Das Konkurrenzmodell YFQ-42A von General Atomics trägt seine Bewaffnung dagegen im internen Waffenschacht. Vor kurzem veröffentlichte der Hersteller auch den Namen seines Loyal-Wingman-Projekts: Das Fluggerät heißt nun Dark Merlin nach der Falkenart mit dunklem Gefieder. Noch in diesem Jahr will das Pentagon den Sieger der ersten Phase des CCA-Vorhabens bekannt geben.

Northrop Grumman CCA-Drohne YFQ-48A am Boden
Northrop Grumman

Zweite Phase läuft

Unterdessen hat die USAF das Unternehmen Honeywell mit der Entwicklung eines Triebwerks für die zweite CCA-Generation und andere unbemannte Systeme beauftragt. Der Prototyp soll auf dem Antrieb SkyShot 1600 aufbauen.
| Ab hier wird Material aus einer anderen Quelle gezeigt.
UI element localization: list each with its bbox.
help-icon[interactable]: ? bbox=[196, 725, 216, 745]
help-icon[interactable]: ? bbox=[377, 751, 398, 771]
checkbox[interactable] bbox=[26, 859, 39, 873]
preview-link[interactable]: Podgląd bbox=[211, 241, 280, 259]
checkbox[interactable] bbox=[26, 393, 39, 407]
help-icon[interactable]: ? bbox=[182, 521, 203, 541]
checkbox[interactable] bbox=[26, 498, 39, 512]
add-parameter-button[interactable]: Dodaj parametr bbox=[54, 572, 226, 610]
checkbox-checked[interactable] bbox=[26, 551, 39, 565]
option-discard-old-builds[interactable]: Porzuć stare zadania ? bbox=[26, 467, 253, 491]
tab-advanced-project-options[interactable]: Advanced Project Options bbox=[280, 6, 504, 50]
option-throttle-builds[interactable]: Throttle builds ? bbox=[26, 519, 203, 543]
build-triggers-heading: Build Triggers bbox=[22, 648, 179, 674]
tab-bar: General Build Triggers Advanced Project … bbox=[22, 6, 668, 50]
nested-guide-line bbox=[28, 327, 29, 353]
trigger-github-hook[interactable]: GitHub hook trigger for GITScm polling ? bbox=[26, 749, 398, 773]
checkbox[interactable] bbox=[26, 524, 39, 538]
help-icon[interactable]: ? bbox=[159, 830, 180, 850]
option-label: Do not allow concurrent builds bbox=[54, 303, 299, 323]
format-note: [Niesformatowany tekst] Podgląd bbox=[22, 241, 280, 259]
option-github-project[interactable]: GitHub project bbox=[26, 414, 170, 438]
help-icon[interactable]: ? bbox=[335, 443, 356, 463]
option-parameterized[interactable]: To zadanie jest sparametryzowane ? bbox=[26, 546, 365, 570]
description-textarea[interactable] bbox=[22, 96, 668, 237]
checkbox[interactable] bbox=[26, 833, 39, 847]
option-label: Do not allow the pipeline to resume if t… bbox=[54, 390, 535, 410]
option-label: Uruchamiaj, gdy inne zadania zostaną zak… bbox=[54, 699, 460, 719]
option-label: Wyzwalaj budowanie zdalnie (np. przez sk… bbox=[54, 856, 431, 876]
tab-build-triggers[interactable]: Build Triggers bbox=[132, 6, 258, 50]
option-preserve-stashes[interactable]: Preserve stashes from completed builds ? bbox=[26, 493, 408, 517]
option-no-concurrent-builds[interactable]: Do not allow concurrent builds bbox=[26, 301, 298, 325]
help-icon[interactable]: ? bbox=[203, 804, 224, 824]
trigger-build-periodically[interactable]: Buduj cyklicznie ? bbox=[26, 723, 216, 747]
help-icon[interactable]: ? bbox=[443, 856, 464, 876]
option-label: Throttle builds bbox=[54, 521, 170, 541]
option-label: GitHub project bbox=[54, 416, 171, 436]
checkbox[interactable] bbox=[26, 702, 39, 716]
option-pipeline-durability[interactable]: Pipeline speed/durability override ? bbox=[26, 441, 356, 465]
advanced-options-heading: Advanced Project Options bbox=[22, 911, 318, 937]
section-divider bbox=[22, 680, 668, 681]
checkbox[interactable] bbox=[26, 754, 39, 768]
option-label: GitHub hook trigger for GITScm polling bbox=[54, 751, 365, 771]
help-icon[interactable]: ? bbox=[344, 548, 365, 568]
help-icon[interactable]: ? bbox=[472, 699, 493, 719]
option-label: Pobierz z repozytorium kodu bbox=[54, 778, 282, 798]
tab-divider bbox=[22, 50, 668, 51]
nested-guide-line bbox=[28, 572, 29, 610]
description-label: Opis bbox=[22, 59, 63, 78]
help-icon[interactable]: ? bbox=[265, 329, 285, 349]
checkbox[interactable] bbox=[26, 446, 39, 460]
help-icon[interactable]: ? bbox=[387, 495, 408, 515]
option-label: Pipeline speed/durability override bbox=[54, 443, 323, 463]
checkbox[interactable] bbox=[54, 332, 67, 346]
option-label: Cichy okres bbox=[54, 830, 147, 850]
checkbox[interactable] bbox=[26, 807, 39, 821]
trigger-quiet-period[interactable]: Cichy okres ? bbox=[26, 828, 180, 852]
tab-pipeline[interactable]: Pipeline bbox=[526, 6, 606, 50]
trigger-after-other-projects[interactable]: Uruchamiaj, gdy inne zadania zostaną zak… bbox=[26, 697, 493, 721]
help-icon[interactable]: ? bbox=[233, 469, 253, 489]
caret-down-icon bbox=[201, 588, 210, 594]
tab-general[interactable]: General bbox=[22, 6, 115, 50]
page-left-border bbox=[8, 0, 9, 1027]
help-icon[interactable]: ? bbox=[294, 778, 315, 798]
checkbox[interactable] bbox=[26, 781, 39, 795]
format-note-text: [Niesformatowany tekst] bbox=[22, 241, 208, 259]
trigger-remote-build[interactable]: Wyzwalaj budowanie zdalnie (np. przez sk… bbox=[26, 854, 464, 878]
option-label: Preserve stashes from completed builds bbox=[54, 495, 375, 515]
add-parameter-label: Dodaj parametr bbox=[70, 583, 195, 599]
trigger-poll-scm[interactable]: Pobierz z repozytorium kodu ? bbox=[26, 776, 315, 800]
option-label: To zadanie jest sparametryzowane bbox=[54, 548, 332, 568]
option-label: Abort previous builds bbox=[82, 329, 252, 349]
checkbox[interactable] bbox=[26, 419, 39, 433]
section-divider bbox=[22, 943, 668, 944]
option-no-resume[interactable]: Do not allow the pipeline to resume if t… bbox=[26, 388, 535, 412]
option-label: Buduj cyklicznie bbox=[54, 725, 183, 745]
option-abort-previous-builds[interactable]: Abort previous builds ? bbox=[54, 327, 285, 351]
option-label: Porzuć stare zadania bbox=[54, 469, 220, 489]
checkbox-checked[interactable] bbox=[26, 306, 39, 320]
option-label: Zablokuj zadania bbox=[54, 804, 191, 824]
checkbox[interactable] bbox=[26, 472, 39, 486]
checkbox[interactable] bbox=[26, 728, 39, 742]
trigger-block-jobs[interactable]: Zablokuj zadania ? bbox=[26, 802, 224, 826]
Diese Familie liefert einen Schub von 3,55 bis 12,46 Kilonewton.

Für die zweite Phase hat auch Northrop Grumman seinen YFQ-48A-Entwurf in Stellung gebracht, der jetzt den neuen Namen Talon Blue trägt. Damit dürfte die Firmenführung auf die beiden Northrop-Produkte T-38 Talon und Tacit Blue, einen Stealth-Versuchsträger, anspielen.